Several governments have been accused of using the Israeli spyware to snoop on dissidents and journalists in reports published by 17 media organisations worldwide recently

July 22, 2021 by Peoples Dispatch
Israeli court verdict in favor of NSO

On Wednesday, July 21, Reporters without Borders (RSF) demanded that Israel stop the export of NSO Group’s spyware saying that it cannot escape responsibility for its harmful effects. The demand followed the recent revelation of a database with thousands of names who may have been targets of snooping using the Pegasus spyware that is manufactured by the NSO Group. Among those listed are world leaders, activists, critics of governments and journalists.

RSF in a report claimed that Israel has been using NSO exports as a supplement of its foreign policy and “like arms sales, decisions on the exportation of sensitive digital technology are the responsibility of governments, which cannot turn a blind eye to its harmful effects, especially when it is used to persecute dissidents and critics all over the world.”  

Christophe Deloire, RSF’s secretary general, said that “enabling governments to install spyware that is used in practice to monitor hundreds of journalists and their sources throughout the world poses a major democratic problem” and asked the Israeli prime minister to impose a moratorium on the spyware “until a protective regulatory framework has been established.”  

Several other individuals and human rights groups have demanded similar accountability from Israel. 

Though both prime minister Naftali Bennett and defense minister Benny Gantz have denied any immediate move to ban the exports, the government has started an investigation into the allegations against the NSO Group. 

Helping governments monitor dissidents 

According to revelations published as part of the Pegasus Project by The Guardian and 16 other media groups since Sunday, nearly 50,000 phone numbers were identified to have been potential targets of infection with the Pegasus spyware in a number of countries across the world. The list of governments that may have been involved in snooping include Mexico, Morocco, India, Saudi Arabia, Rwanda, Hungry, UAE. 

In India, the revelations have listed the names of opposition leaders, serving ministers, dissidents, journalists and human rights activists. The list includes the main opposition leader, Rahul Gandhi, and several prominent journalists and activists jailed in the Bhima Koregaon case.   
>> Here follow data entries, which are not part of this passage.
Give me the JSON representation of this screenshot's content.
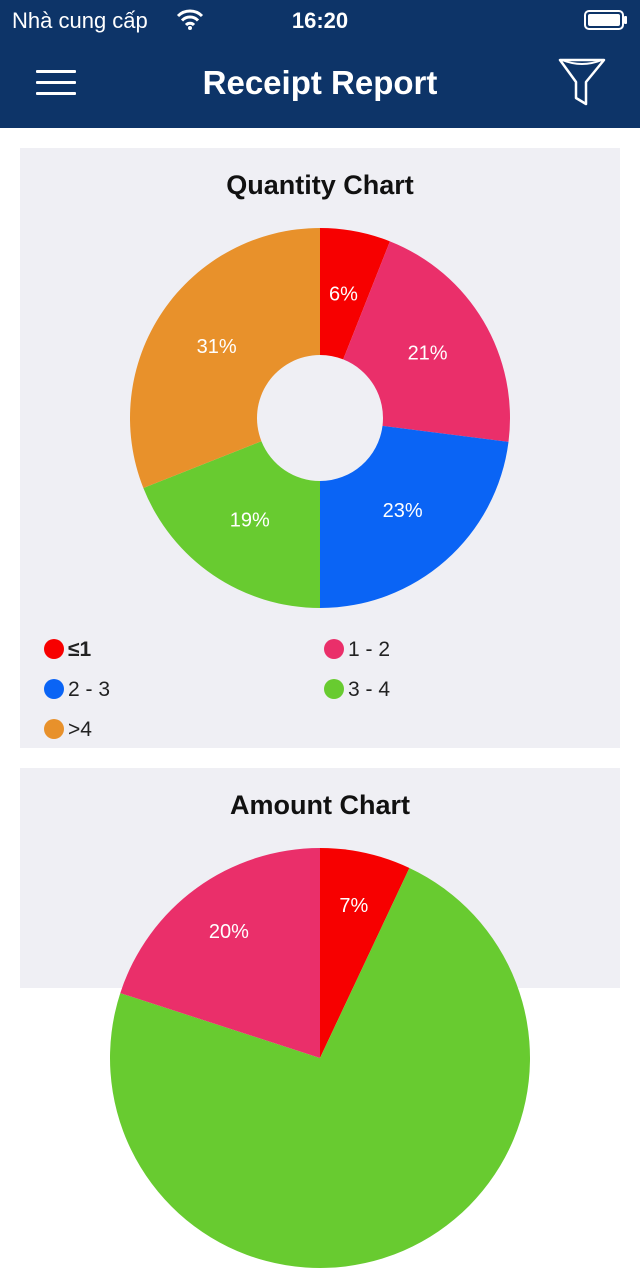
{
  "status_bar": {
    "carrier": "Nhà cung cấp",
    "time": "16:20"
  },
  "nav": {
    "title": "Receipt Report",
    "menu_icon": "hamburger-menu-icon",
    "filter_icon": "filter-funnel-icon"
  },
  "quantity_chart": {
    "title": "Quantity Chart",
    "legend": [
      {
        "label": "≤1",
        "color": "#f70000"
      },
      {
        "label": "1 - 2",
        "color": "#ea2f6a"
      },
      {
        "label": "2 - 3",
        "color": "#0a64f5"
      },
      {
        "label": "3 - 4",
        "color": "#68cb30"
      },
      {
        "label": ">4",
        "color": "#e8912b"
      }
    ]
  },
  "amount_chart": {
    "title": "Amount Chart"
  },
  "chart_data": [
    {
      "type": "pie",
      "title": "Quantity Chart",
      "donut": true,
      "categories": [
        "≤1",
        "1 - 2",
        "2 - 3",
        "3 - 4",
        ">4"
      ],
      "values": [
        6,
        21,
        23,
        19,
        31
      ],
      "labels": [
        "6%",
        "21%",
        "23%",
        "19%",
        "31%"
      ],
      "colors": [
        "#f70000",
        "#ea2f6a",
        "#0a64f5",
        "#68cb30",
        "#e8912b"
      ],
      "legend": "bottom"
    },
    {
      "type": "pie",
      "title": "Amount Chart",
      "partial_visible_slices": [
        {
          "label": "7%",
          "value": 7,
          "color": "#f70000"
        },
        {
          "label": "",
          "color": "#68cb30"
        },
        {
          "label": "20%",
          "value": 20,
          "color": "#ea2f6a"
        }
      ]
    }
  ]
}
The Washington Post reported that in the UAE, Pegasus may have been used by the government to trace and apprehend women belonging to the ruling family whereas Saudi Arabia used it to trace dissident journalist Jamal Khashoggi before he was assassinated in 2018. 

The phone number of French president Emmanuel Macron was found to be on the list. Some French journalists were spied on using the Pegasus software as well. France has ordered an inquiry into the allegations. However, governments in several other countries have so far refused to take any action.  

The revelations, based on the findings of Amnesty International and Paris based non-profit Forbidden Stories, confirmed similar allegations against the NSO Group made in the last couple of years by Canada-based Citizen Lab and whistleblower Edward Snowden.

The NSO Group has stated that its clients are governments or their agencies and the purpose of the spyware is to prevent terrorism and other crimes. It has also claimed that the “list is not a list of targets or potential targets of Pegasus.”